2.1 Verwaltungsakte durch den Beauftragten (Abs. 1)
Rz. 4
§ 89 Abs. 1 stellt klar, dass die vom Beauftragten zu erlassenden Verwaltungsakte im Namen des Auftraggebers ergehen müssen. Das Auftragsverhältnis muss damit gegenüber dem Sozialleistungsberechtigten oder dem Betroffenen offengelegt werden. Der Beauftragte besorgt daher ein Fremdgeschäft im Namen des letztlich zuständigen und verantwortlichen Auftraggebers. Eine Krankenkasse, die im Rahmen von § 28h SGB IV Gesamtsozialversicherungsbeiträge einzieht, handelt demgegenüber aus eigenem Recht und in eigenem Namen im Rahmen einer Delegierung der Aufgaben.

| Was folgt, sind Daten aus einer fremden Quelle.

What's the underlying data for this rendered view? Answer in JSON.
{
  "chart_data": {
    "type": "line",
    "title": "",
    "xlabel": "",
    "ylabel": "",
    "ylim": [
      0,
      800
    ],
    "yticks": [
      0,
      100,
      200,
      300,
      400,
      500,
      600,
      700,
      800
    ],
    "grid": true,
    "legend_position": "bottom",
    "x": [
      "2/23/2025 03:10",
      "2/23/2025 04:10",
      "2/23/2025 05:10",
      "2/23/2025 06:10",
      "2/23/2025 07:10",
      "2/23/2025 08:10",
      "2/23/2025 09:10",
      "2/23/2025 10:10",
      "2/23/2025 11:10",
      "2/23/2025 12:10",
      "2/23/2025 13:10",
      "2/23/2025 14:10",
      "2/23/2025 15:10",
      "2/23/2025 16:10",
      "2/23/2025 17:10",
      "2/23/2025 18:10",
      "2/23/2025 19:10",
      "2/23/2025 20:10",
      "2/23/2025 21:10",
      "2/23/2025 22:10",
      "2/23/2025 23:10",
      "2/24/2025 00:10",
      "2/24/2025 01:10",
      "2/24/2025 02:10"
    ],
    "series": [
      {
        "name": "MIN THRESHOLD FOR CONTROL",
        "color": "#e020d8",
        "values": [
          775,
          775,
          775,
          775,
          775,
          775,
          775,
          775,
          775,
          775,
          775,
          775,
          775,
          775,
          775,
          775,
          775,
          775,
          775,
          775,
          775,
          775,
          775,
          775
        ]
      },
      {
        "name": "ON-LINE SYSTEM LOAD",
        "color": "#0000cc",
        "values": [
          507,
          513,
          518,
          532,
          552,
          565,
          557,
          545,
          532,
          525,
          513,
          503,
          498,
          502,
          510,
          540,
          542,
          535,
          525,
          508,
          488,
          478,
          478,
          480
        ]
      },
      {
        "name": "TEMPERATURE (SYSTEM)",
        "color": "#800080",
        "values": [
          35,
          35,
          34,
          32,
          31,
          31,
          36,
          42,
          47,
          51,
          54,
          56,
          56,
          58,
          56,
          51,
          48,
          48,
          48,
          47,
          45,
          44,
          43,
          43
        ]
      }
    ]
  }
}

Abs. 1 bezieht sich nur auf das verwaltungsrechtliche Handeln des Beauftragten. Dies ergibt sich aus der Regelung über den Erlass von Verwaltungsakten. Man wird hier den öffentlich-rechtlichen Vertrag ebenfalls berücksichtigen müssen, auch wenn das Gesetz ihn nicht erwähnt. Da er an die Stelle von Verwaltungsakten treten kann, muss es dem Beauftragten verwehrt sein, sich durch die Wahl einer anderen Form des Verwaltungshandelns einer gesetzlichen Rechtsfolge zu entziehen.

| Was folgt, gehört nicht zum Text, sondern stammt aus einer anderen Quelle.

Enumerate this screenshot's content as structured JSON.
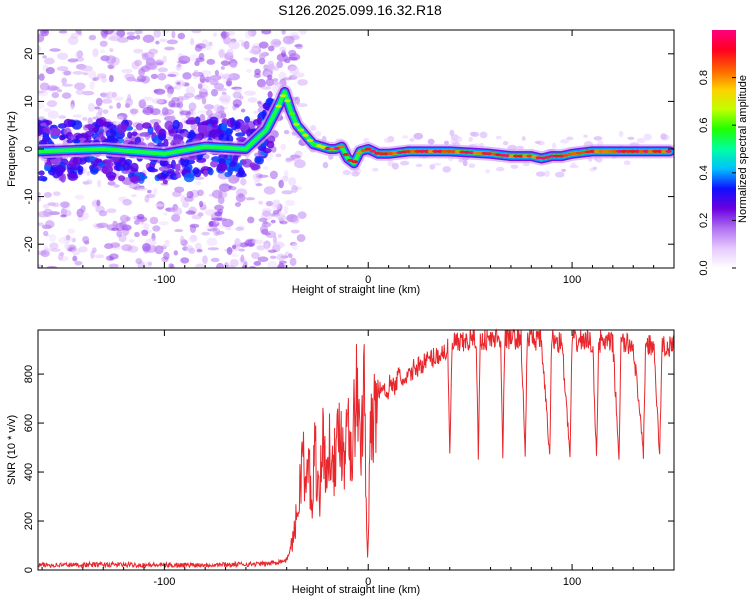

Darüber hinaus wird man die Pflicht zur Offenlegung des Auftrags auch bei einem schlichten Verwaltungshandeln wie z. B. bei Erteilung von Auskünften oder Beratung annehmen müssen. Bei einer Beratung folgt dies schon aus der Tatsache, dass diese durch den nicht originär zuständigen Träger erfolgt. Würde das Auftragsverhältnis nicht bestehen, müsste der befragte Träger eine Auskunft erteilen, in welcher er den zuständigen Leistungsträger benennen müsste. Berät der beauftragte Träger aber über nähere Einzelheiten z. B. eines Leistungsanspruchs, hat er sich entsprechend zu legitimieren und sich als Beauftragter zu erkennen zu geben. Dies folgt auch aus § 90, da die Beratung beinhalten muss, bei welchem Träger ggf. ein Antrag zu stellen ist (vgl. auch Dietmair, in: Schlegel/Voelzke, jurisPK-SGB X, Stand: 1.12.2017, § 89 Rz. 11).
Rz. 5
Eichenhofer (in: Wannagat, SGB X, Stand: März 2001, § 89 Rz. 4) widerspricht hingegen der Auffassung, wonach die Offenlegung der Fremdwirkung des Handelns eines Beauftragten bei jedem Verwaltungshandeln zu beachten wäre. Im Falle einer Auskunft oder Beratung würde, da eine Rechtswidrigkeit bzw. Nichtigkeit wegen des Mangels an einem Regelungsmerkmal nicht in Betracht kommt, als Rechtsfolge lediglich ein sozialrechtlicher Herstellungsanspruch zu erörtern sein. Dieser sei darauf gerichtet, den Betroffenen so zu stellen, als wäre die Beratung oder Auskunft richtig erfolgt. Hierbei kommt es nur darauf an, dass ein sozialrechtlicher Verwaltungsträger die Auskunft erteilt hat. Der zuständige Träger muss aber auch für die Fehlerhaftigkeit der Beratung durch einen nicht zuständigen Träger einstehen. Es würde sich daher durch eine Entscheidung zugunsten einer der vorgetragenen Auffassungen keine weitere oder neue Rechtsfolge für den Betroffenen ergeben. Die Frage, welcher Auffassung der Vorzug gebührt, kann daher offen bleiben.
Rz. 6
Anders verhält es sich bei zivilrechtlichem oder fiskalischem Verhalten der beauftragten Behörde. Einkäufe von Büromaterial für die Erfüllung des Auftragsgeschäfts müssen nicht im Namen des Beauftragten ergehen. In diesem Bereich bietet das Zivilrecht die entsprechenden Regeln, die in dem hier interessierenden Zusammenhang nicht mit den Regelungen über den Auftrag nach §§ 88 ff. SGB X konkurrieren können. § 89 Abs. 1 ist zu entnehmen, dass er nur im öffentlich-rechtlichen Bereich Geltung entfa...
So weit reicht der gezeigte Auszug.